Fig. 38.
Fig. 39.
There are upon the earth mountainous forms resembling the isolated peaks of the moon, and which have been explained by a similar theory to the above. We reproduce a figure of one observed by Dana at Hawaii ([Fig. 37]), and a sketch of another observed on the summit of the Volcano of Bourbon, ([Fig. 38]); we also reproduce ([Fig. 39]) an ideal section of the latter, given by Mr. Scrope, and showing the successive layers of lava which would be disposed by just such an action as that manifested in the case of the freezing fountain; and we quote that author’s words in reference to this explanation of the formation of Etna and other volcanic mountains. “On examining,” says Mr. Scrope,[11] “the structure of the mountain (Etna) we find its entire mass, so far as it is exposed to view by denudation or other causes (and one enormous cavity, the Val de Bove penetrates deeply into its very heart), to be composed of beds of lava-rock alternating more or less irregularly with layers of scoriæ, lapillo and ashes, almost precisely identical in mineral character, as well as in general disposition, with those erupted by the volcano at known dates within the historical period. Hence we are fully justified in believing the whole mountain to have been built up in the course of ages in a similar manner by repeated intermittent eruptions. And the argument applies by the rules of analogy to all other volcanic mountains, though the history of their recent eruptions may not be so well recorded, provided that their structure corresponds with, and can be fairly explained by this mode of production. It is also further applicable, under the same reservation, to all mountains composed entirely, or for the most part, of volcanic rocks, even though they may not have been in eruption within our time.”

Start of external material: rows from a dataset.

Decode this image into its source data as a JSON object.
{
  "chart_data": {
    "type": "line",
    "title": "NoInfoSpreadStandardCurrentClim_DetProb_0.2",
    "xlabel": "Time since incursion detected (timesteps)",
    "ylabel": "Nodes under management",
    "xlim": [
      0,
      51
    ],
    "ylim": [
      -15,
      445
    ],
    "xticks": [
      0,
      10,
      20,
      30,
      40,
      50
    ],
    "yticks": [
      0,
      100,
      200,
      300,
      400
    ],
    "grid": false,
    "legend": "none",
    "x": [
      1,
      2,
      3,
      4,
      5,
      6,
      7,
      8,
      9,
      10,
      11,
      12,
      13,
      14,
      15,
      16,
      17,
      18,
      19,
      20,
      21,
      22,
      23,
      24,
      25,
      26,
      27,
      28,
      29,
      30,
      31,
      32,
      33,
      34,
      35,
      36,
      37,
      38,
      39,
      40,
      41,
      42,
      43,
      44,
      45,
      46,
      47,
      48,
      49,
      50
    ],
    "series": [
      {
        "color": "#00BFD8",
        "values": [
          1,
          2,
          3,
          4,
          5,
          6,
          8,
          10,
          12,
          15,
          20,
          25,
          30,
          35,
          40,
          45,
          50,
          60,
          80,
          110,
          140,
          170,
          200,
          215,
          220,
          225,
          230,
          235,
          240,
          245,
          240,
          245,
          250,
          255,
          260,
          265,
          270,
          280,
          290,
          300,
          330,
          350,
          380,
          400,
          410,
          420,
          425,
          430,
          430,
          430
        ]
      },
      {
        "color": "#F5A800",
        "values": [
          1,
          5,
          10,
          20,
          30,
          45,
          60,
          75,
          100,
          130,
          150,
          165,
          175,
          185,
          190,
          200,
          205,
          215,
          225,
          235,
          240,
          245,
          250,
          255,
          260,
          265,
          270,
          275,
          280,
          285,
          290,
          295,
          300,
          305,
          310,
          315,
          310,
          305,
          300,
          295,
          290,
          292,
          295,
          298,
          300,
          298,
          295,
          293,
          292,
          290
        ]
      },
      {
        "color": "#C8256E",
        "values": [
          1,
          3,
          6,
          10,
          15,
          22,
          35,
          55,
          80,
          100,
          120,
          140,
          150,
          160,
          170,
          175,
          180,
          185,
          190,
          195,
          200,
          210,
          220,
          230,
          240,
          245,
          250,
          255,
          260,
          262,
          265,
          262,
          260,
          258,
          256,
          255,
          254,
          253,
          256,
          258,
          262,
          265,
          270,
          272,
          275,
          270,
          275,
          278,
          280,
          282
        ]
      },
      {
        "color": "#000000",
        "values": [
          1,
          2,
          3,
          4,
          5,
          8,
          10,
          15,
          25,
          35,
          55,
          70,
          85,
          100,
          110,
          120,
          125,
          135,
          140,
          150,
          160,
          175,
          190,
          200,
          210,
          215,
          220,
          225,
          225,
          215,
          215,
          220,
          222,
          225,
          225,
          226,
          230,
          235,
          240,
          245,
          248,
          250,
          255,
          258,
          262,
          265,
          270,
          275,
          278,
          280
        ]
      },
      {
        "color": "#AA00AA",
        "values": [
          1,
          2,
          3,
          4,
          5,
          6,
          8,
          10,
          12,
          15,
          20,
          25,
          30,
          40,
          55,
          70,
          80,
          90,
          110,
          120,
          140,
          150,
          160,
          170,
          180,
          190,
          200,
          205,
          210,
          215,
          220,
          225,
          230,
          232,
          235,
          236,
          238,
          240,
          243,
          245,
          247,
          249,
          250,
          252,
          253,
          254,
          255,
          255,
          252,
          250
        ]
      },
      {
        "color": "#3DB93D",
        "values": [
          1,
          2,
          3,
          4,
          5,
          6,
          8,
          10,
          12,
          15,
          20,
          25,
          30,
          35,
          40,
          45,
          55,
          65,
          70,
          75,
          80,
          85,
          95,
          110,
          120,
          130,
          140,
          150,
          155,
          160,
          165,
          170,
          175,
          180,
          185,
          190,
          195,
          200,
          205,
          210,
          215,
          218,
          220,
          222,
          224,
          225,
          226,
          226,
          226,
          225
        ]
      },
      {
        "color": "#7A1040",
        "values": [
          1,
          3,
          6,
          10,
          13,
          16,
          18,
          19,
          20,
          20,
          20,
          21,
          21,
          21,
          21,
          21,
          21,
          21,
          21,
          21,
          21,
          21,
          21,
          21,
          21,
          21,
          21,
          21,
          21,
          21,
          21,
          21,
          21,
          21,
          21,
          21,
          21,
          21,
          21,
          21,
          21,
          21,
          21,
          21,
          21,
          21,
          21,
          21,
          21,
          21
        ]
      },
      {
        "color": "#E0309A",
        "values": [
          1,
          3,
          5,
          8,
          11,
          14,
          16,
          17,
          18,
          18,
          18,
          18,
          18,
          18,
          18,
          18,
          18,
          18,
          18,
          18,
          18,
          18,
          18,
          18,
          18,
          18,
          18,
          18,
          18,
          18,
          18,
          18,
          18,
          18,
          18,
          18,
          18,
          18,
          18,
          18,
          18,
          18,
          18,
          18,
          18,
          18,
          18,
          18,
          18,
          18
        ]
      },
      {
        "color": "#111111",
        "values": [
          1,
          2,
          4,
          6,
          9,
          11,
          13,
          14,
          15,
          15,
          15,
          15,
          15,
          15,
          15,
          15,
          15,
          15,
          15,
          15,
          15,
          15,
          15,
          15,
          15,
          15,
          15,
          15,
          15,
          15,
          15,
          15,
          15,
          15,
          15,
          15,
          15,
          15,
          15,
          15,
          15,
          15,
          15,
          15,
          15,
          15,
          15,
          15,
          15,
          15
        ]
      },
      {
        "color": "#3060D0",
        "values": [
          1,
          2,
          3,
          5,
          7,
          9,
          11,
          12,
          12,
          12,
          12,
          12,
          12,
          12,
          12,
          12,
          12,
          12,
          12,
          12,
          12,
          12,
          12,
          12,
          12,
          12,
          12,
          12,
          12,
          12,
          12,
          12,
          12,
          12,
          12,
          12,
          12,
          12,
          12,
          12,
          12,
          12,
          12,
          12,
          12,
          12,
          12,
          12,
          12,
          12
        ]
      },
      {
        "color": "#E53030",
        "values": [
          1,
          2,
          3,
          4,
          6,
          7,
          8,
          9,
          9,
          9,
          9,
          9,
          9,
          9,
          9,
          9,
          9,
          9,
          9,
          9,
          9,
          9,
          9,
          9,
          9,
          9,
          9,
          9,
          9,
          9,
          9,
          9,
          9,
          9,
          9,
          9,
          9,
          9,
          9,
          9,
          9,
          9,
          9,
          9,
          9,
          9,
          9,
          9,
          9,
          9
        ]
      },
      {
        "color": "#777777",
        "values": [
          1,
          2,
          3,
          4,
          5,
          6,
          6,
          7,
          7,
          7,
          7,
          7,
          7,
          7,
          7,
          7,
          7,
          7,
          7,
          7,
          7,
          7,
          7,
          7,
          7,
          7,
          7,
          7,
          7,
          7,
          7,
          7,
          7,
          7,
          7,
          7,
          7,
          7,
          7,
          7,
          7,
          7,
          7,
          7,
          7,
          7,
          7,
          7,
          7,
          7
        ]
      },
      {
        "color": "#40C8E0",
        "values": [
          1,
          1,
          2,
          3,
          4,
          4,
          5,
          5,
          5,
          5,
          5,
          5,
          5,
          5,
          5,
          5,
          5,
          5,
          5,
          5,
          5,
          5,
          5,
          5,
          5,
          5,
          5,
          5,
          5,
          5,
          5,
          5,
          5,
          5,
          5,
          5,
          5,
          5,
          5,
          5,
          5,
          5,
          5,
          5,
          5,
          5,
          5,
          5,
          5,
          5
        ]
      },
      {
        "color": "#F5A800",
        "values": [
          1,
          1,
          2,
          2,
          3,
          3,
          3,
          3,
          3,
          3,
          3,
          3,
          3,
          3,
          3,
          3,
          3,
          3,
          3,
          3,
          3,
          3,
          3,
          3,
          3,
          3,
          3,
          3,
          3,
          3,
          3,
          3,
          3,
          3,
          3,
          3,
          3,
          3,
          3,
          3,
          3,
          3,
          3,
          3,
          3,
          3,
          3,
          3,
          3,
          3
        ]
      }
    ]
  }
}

To these illustrations furnished from Scrope’s work we add another, copied from a photograph by Professor Piazzi Smyth, of a “blowing cone” at the base of Teneriffe ([Fig. 40]), which is but one of many that are to be found on that mountain and which has been formed by a process similar to that we have been considering, but acting upon a comparatively small scale. Professor Smyth describes this cone as about 70 feet high and of parabolic figure, composed of hard lava and with an upper aperture still yawning, “whence the burning breath of fires beneath once issued in fury and with destruction.”
PLATE XVI
TYCHO,
AND ITS SURROUNDINGS.
Reverting now to the moon, we remark that, if the foregoing explanation of the isolated lunar peaks be tenable, it should hold equally for the groups of them which we see in the lunar Apennines, Alps, Caucasus and other ranges of like character. There occur in some places intermediate groups which link the one to the other. Just above the crater Archimedes, on [Plate IX]., for instance, we see several single peaks and small clumps of them leading by successive multiple-peak examples to what may be called chains of mountains like many that are included in the contiguous Apennine system. And, in view of this connexion between the single peaks and the mountain ranges formed of aggregations of such peaks, it seems to us reasonable to conclude that the latter were formed by the comparatively slow escape of lava through multitudinous openings in a weak part of the moon’s crust, rather than to suppose that the crust itself has been bodily upheaved and retained in its disturbed position. The high peaks that many mountains in such a chain exhibit accord better with the former than the latter explanation; for it is difficult to imagine how such lofty eminences could be erected by an upheaval, and we must remember that the moon has none of the denuding elements which are at work upon the earth, weather-wearing its mountain forms into sharpness and steepness.[12]
Fig. 40.
SMALL VOLCANIC MOUNTAIN AT THE END OF A STREET AT TENERIFFE.